À cet effet d’ailleurs, depuis quelques mois, je prends des captures d’écran sur mon téléphone de certains reels Facebook qui s’imposent à mon fil d’actualité. Ces petites vidéos abrutissantes ont ceci en commun : elles mettent en scène des événements survenus à Montréal (écrit bien sûr Montreal, sans accent aigu) ou au Québec (Quebec, idem), mais dans une langue essentiellement anglaise; au mieux, en franglais. On pourrait croire, à première vue, qu’il s’agit de contenu destiné à des touristes internationaux. Malheureusement, ce n’est pas vraiment le cas. Il suffit d’écouter les accents, de voir les lieux et les codes culturels pour comprendre que ces vidéos s’adressent à une jeunesse bien d’ici. Loin du regard de l’Office québécois de la langue française, des dispositions de la loi 101, de la vigilance des politiciens, des baby-boomers et des chroniqueurs issus des médias traditionnels, ce contenu s’impose comme un aperçu brutal de la culture dominante qui se développe actuellement dans les bas-fonds des algorithmes. Et c’est peut-être là ce qui attriste le plus : alors qu’il serait tellement plus original, plus distinctif, plus captivant de se revendiquer comme la plus grande métropole francophone des Amériques, on se présente au monde (et surtout à soi-même) comme une banale ville nord-américaine anglo-consumériste de plus.

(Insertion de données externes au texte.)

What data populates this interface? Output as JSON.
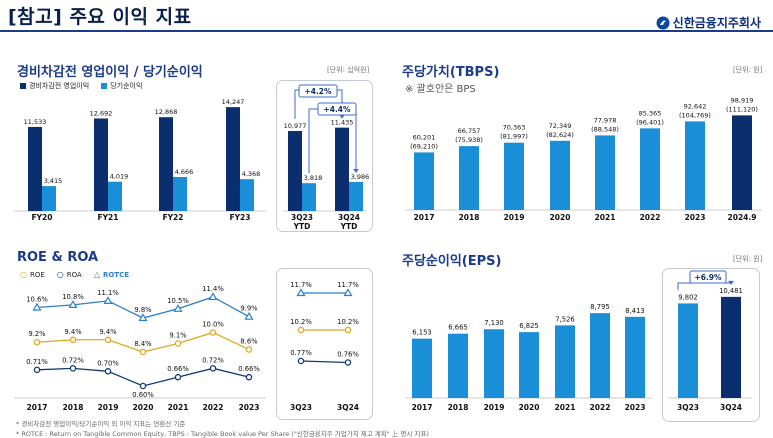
{
  "header": {
    "title": "[참고] 주요 이익 지표",
    "brand": "신한금융지주회사"
  },
  "panels": {
    "tl": {
      "title": "경비차감전 영업이익 / 당기순이익",
      "unit": "[단위: 십억원]"
    },
    "tr": {
      "title": "주당가치(TBPS)",
      "unit": "[단위: 원]",
      "note": "※ 괄호안은 BPS"
    },
    "bl": {
      "title": "ROE & ROA"
    },
    "br": {
      "title": "주당순이익(EPS)",
      "unit": "[단위: 원]"
    }
  },
  "footnotes": [
    "* 경비차감전 영업이익/당기순이익 외 이익 지표는 연환산 기준",
    "* ROTCE : Return on Tangible Common Equity, TBPS : Tangible Book value Per Share (\"신한금융지주 기업가치 제고 계획\" 上 명시 지표)"
  ],
  "colors": {
    "dark": "#0b2f6e",
    "light": "#1a8fd8",
    "ribbon": "#3e6ec8",
    "roe": "#e0a81e",
    "roa": "#123a7a",
    "rotce": "#2a7fcf"
  },
  "chart_data": [
    {
      "id": "tl",
      "type": "bar",
      "categories": [
        "FY20",
        "FY21",
        "FY22",
        "FY23",
        "3Q23\nYTD",
        "3Q24\nYTD"
      ],
      "series": [
        {
          "name": "경비차감전 영업이익",
          "values": [
            11533,
            12692,
            12868,
            14247,
            10977,
            11435
          ]
        },
        {
          "name": "당기순이익",
          "values": [
            3415,
            4019,
            4666,
            4368,
            3818,
            3986
          ]
        }
      ],
      "labels": [
        [
          "11,533",
          "12,692",
          "12,868",
          "14,247",
          "10,977",
          "11,435"
        ],
        [
          "3,415",
          "4,019",
          "4,666",
          "4,368",
          "3,818",
          "3,986"
        ]
      ],
      "annotations": [
        "+4.2%",
        "+4.4%"
      ],
      "ylim": [
        0,
        15500
      ]
    },
    {
      "id": "tr",
      "type": "bar",
      "categories": [
        "2017",
        "2018",
        "2019",
        "2020",
        "2021",
        "2022",
        "2023",
        "2024.9"
      ],
      "values": [
        60201,
        66757,
        70363,
        72349,
        77978,
        85365,
        92642,
        98919
      ],
      "labels": [
        "60,201",
        "66,757",
        "70,363",
        "72,349",
        "77,978",
        "85,365",
        "92,642",
        "98,919"
      ],
      "bps_labels": [
        "(69,210)",
        "(75,938)",
        "(81,997)",
        "(82,624)",
        "(88,548)",
        "(96,401)",
        "(104,769)",
        "(111,120)"
      ],
      "ylim": [
        0,
        115000
      ]
    },
    {
      "id": "bl",
      "type": "line",
      "categories": [
        "2017",
        "2018",
        "2019",
        "2020",
        "2021",
        "2022",
        "2023",
        "3Q23",
        "3Q24"
      ],
      "series": [
        {
          "name": "ROE",
          "values": [
            9.2,
            9.4,
            9.4,
            8.4,
            9.1,
            10.0,
            8.6,
            10.2,
            10.2
          ],
          "labels": [
            "9.2%",
            "9.4%",
            "9.4%",
            "8.4%",
            "9.1%",
            "10.0%",
            "8.6%",
            "10.2%",
            "10.2%"
          ]
        },
        {
          "name": "ROA",
          "values": [
            0.71,
            0.72,
            0.7,
            0.6,
            0.66,
            0.72,
            0.66,
            0.77,
            0.76
          ],
          "labels": [
            "0.71%",
            "0.72%",
            "0.70%",
            "0.60%",
            "0.66%",
            "0.72%",
            "0.66%",
            "0.77%",
            "0.76%"
          ]
        },
        {
          "name": "ROTCE",
          "values": [
            10.6,
            10.8,
            11.1,
            9.8,
            10.5,
            11.4,
            9.9,
            11.7,
            11.7
          ],
          "labels": [
            "10.6%",
            "10.8%",
            "11.1%",
            "9.8%",
            "10.5%",
            "11.4%",
            "9.9%",
            "11.7%",
            "11.7%"
          ]
        }
      ]
    },
    {
      "id": "br",
      "type": "bar",
      "categories": [
        "2017",
        "2018",
        "2019",
        "2020",
        "2021",
        "2022",
        "2023",
        "3Q23",
        "3Q24"
      ],
      "values": [
        6153,
        6665,
        7130,
        6825,
        7526,
        8795,
        8413,
        9802,
        10481
      ],
      "labels": [
        "6,153",
        "6,665",
        "7,130",
        "6,825",
        "7,526",
        "8,795",
        "8,413",
        "9,802",
        "10,481"
      ],
      "annotations": [
        "+6.9%"
      ],
      "ylim": [
        0,
        11400
      ]
    }
  ]
}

Je pose donc la question à nos intellectuels, nos créateurs et nos chroniqueurs : qu’attendez-vous pour braquer vos projecteurs sur ce phénomène ? Qu’attendez-vous pour sonner l’alarme ? Et surtout, pour riposter avec autant de talent, d’humour et de créativité… mais en français ?

Capture d’écran d’une vidéo Facebook localisée à Montréal mais uniquement en anglais

Exemple d’un Reel Facebook apparaissant dans mon flux, malgré la géolocalisation québécoise, entièrement en anglais.

Ce glissement linguistique est tout aussi visible dans les interactions de tous les jours. Sur Facebook Marketplace, la langue d’usage est désormais l’anglais ; souvent même entre francophones. Les annonces de logements en ligne, elles aussi, sont de plus en plus fréquemment rédigées uniquement en anglais, même lorsqu’elles s’adressent à un public local. Sur Tinder aussi, l’anglais s’impose comme la langue de premier contact, surtout chez les 18-35 ans. Et que dire de ces employés précaires, souvent issus de l’immigration récente, qui ne s’expriment qu’en anglais, même dans des points de service bien loin du centre-ville ? Cette tendance sociologique déborde maintenant largement des limites de la métropole. On la retrouve aux abords de toutes les grandes autoroutes, dans les haltes-routières, les commerces de banlieue, les stations-service. L’anglais s’impose comme la langue par défaut, comme si le territoire québécois lui-même n’était plus porteur d’aucune exigence culturelle ou linguistique? Ce n’est pas qu’un choix personnel : c’est un indicateur que notre société ne transmet plus les bases mêmes de sa culture d’accueil.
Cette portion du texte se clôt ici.